In the recent literature a trend towards 4-tiered scores such as GPA and BSBM can be found. As previously acknowledged, the number of patients in the present study is not high enough to fully evaluate the performance of these scores in patients with breast cancer. Yet the important question is what might be the clinical impact of expanding from 3- to 4-tiered scores. Basically, the decision is whether or not to provide any local treatment beyond WBRT. Both surgery and radiosurgery were found to improve survival in prognostically better patients with brain metastases amenable to these procedures [1315]. Given the survival curves derived from the present analysis, the 2 better prognostic groups in the 3-tiered systems in principle qualify for surgery or radiosurgery, while such treatment might not be justified for many if not most of the patients in the most unfavourable group. If one doesn't want to withheld potentially useful treatment, the group with the most unfavourable prognosis should be kept small. Moving from Radiation Therapy Oncology Group (RTOG)'s RPA to their new 4-tiered GPA score, the size of the most unfavourable class can be reduced from 39 to 34%. Using the 3- vs. 4-tiered score developed from the present database, a reduction from 40 to 31% can be achieved. The survival difference between the 2 most favourable prognostic groups in a 4-tiered system might be statistically significant, but it is not very relevant for decision making.

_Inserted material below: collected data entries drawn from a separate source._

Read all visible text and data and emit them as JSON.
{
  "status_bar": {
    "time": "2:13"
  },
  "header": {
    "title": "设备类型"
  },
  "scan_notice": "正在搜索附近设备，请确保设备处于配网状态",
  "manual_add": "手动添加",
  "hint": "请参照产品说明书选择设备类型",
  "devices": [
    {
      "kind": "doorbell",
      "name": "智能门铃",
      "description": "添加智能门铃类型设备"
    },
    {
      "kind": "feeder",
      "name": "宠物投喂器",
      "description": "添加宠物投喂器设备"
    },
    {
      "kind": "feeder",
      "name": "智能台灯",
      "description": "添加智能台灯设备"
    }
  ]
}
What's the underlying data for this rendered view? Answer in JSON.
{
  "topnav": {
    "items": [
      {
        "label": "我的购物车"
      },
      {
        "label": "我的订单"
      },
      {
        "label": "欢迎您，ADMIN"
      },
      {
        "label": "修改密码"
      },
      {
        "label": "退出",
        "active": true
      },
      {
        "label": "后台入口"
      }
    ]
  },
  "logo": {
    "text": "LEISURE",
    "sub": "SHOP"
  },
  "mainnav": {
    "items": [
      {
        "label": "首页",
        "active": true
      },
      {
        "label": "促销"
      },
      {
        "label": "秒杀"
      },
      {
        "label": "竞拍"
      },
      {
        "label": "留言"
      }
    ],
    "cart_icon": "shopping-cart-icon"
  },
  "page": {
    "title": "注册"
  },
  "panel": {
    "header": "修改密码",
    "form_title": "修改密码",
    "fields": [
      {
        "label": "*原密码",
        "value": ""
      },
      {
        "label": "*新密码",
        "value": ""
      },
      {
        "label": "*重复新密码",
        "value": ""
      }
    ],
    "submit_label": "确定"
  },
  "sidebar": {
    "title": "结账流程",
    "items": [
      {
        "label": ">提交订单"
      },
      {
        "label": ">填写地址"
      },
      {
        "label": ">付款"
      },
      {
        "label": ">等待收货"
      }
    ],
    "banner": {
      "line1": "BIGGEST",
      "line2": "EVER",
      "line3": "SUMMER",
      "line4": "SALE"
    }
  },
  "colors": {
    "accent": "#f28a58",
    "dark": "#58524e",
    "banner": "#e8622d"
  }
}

The challenge for the future is the validation of the current findings in a much larger database, which ideally will contain additional information on tumor biology and other host factors (receptor status, lymphopenia etc. [1625]) and thus allow for a head to head comparison of these factors with performance status, extracranial metastases (or number of sites or disease status as suggested by different studies listed in Table 4), number of brain metastases, interval and age. The creation of such a database probably will require collaboration between several institutions.

Conclusion

A variety of prognostic models describe the survival of patients with brain metastases from breast cancer to a more or less satisfactory degree. In the present group, the best results were obtained with the RPA and SIR score, respectively. However, the standard brain metastases scores, which often were derived from mixed patient groups (large percentage of lung cancer), might not fully appreciate the unique biology and time course of this disease. It appears possible that inclusion of emerging prognostic factors will improve the results and allow for development and validation of a consensus score for broad clinical application.